Under no circumstances can you agree to keep it a secret. Teachers are one of the groups who are bound by legislative mandatory reporting requirements in the different states and territories of Australia. For information on legislative requirements in your jurisdiction, you should contact your approved education authority or refer to this site at the Australian Institute of Family Studies. It is also essential that you are familiar with your school’s policies and procedures on managing disclosures.
If the student chooses to disclose to you, use the following cues to guide your thinking as this information may be needed when you make a report to the appropriate authorities:
- is the student currently being harmed?
- is the student likely to be harmed in the future?
- is anyone else being harmed?
- does the student need medical attention?
- what are the student’s overall needs?
It is also important for you to look after yourself. If the disclosure causes you distress, then contact 1800 RESPECT for support and advice or your employee assistance provider.
Self reflection, discussion and debriefing activities
Closing a session in a positive way is critical when dealing with sensitive issues such as consent, violence and abuse. Discussion points and key learnings need to be summarised. Scenarios depicted in videos as provocations, unfinished stories or moral dilemmas should be brought to a point of resolution.
Each video includes self-reflection and discussion questions that should be used as a guide to understand students’ perception of the scenario and to clarify the take-away messages that students have understood from the video.
Selection of media items and order of viewing needs to be carefully thought through so that there is time to complete the activity with an appropriate closure before the lesson ends. Students who express a strong point of view about an issue, may need to be debriefed individually to clarify any misunderstandings and to ensure that the content hasn’t caused them undue distress.
Further support in teaching respectful relationships education
A series of Respect Matters professional learning modules have been developed by Education Services Australia to help support teachers in facilitating and leading respectful relationships education in their classrooms and schools. You can access these modules here on the Australian Student Wellbeing Hub.
Information about The Good Society’s respectful relationships resources
Does The Good Society align with the Australian Curriculum?
All content included in The Good Society has been developed to ensure that it aligns with the Australian Curriculum. You will find curriculum links for each topic within each playlist’s teacher guide.
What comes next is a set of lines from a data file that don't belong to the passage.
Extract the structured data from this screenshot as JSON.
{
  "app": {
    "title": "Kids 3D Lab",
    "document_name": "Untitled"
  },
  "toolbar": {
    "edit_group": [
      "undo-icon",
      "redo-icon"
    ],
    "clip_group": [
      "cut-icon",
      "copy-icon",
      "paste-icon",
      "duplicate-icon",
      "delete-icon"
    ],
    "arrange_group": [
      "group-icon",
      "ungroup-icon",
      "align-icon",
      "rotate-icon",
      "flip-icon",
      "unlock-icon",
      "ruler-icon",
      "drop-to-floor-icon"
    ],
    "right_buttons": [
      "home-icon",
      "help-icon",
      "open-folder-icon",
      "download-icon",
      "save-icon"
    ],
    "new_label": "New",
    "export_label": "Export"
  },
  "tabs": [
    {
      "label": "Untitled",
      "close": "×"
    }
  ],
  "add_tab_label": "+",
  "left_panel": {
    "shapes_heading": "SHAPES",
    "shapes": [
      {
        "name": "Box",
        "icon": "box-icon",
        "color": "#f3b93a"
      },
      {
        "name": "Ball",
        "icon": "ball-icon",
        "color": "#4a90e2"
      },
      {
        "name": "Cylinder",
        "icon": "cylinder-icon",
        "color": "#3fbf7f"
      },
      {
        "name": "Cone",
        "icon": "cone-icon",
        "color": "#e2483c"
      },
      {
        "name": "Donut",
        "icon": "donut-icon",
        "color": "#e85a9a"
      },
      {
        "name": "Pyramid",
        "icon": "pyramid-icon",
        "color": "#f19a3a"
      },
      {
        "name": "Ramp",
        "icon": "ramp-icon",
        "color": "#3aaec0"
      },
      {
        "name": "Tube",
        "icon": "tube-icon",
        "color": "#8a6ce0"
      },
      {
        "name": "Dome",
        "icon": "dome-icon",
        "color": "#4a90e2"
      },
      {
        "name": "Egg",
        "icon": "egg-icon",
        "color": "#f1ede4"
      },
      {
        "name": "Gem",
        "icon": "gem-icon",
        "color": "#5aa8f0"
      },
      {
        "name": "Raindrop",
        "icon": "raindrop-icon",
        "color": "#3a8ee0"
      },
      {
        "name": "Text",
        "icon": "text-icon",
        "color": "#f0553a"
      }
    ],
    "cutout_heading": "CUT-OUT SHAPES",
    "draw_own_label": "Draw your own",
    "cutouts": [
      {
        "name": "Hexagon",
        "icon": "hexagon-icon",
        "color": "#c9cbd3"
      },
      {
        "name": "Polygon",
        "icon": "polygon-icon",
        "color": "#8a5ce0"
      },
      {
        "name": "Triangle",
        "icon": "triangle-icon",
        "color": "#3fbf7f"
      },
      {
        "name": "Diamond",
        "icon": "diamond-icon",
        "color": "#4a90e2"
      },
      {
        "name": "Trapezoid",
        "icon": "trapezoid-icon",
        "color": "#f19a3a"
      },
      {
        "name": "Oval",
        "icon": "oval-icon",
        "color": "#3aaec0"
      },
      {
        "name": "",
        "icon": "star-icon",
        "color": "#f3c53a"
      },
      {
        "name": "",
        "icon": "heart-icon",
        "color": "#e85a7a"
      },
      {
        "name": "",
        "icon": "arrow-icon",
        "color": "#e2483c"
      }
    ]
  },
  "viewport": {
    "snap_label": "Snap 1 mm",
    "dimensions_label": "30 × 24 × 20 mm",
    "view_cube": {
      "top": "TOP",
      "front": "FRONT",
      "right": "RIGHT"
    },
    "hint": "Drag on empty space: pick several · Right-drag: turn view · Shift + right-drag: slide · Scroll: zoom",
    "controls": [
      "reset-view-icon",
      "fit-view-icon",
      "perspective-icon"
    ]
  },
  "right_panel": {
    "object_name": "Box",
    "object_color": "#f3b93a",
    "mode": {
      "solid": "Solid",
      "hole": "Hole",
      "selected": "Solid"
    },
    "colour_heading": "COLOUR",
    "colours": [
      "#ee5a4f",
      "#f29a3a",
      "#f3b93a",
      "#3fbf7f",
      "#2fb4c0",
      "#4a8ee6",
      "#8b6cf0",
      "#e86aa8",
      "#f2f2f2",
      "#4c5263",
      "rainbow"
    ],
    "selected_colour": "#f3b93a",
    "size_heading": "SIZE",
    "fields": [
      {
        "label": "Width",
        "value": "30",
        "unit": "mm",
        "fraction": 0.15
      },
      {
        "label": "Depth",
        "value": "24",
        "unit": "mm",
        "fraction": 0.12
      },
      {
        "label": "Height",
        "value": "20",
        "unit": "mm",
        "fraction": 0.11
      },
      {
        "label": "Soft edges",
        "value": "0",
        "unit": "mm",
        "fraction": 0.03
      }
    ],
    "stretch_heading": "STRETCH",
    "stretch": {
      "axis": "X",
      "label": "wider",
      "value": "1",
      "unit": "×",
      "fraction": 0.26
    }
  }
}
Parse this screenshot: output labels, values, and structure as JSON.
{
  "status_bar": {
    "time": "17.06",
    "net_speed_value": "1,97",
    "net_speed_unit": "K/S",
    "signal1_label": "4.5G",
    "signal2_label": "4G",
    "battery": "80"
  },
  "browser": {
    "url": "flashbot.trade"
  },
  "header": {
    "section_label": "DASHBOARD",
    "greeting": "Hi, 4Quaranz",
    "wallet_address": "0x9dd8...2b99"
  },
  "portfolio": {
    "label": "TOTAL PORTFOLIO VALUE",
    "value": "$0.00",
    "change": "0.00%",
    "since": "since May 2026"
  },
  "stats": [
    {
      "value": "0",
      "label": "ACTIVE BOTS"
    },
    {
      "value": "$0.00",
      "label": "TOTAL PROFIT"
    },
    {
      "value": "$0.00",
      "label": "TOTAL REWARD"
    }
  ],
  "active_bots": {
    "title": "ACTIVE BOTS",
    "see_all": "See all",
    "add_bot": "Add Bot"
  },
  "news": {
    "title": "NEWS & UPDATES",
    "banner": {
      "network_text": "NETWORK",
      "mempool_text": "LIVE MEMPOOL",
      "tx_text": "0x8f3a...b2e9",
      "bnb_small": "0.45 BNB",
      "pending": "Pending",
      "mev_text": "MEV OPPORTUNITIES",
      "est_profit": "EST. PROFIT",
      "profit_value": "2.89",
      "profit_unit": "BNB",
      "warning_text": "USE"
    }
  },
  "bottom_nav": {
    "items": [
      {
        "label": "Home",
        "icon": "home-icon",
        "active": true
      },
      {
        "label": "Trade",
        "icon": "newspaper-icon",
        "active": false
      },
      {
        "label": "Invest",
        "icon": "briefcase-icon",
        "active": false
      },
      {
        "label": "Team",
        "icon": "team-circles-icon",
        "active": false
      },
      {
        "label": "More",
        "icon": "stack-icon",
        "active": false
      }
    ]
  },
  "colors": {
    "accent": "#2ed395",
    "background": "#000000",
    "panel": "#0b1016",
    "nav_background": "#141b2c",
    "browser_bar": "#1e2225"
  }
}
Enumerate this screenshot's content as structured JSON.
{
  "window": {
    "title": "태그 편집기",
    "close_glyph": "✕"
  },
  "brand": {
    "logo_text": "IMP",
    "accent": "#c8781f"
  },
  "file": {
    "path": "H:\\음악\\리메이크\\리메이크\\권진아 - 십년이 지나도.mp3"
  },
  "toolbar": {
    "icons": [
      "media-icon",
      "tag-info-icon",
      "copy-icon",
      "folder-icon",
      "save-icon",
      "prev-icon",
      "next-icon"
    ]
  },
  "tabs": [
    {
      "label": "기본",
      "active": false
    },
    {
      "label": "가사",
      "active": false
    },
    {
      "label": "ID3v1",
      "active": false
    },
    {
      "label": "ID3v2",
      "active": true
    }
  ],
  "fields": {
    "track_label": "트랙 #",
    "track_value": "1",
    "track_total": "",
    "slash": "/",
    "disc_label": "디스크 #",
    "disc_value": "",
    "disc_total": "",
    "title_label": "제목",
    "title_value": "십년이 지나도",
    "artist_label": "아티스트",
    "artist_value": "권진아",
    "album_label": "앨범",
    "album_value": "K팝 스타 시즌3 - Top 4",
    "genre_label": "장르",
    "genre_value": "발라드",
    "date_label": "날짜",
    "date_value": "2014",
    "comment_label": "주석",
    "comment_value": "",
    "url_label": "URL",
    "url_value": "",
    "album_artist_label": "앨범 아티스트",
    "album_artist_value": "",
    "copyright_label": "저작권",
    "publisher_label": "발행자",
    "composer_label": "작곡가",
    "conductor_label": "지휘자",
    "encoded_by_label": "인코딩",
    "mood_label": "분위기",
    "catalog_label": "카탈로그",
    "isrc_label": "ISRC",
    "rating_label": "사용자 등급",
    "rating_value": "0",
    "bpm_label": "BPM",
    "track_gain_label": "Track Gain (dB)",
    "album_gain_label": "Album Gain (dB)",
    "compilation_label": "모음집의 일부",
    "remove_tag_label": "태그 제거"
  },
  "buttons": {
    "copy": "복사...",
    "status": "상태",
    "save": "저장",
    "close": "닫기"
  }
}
To learn more about how respectful relationships education is embedded within the Australian Curriculum, you can also consult the Respect Matters Curriculum Connection on the Australian Curriculum website.
What classes should we use The Good Society in?
This resource is primarily suited to Health and Physical Education classes from Foundation to Year 10. For years 11 and 12, The Good Society can be used as part of a pastoral care or extra-curricular program. However, themes in these resources can be brought up in any class or subject where appropriate.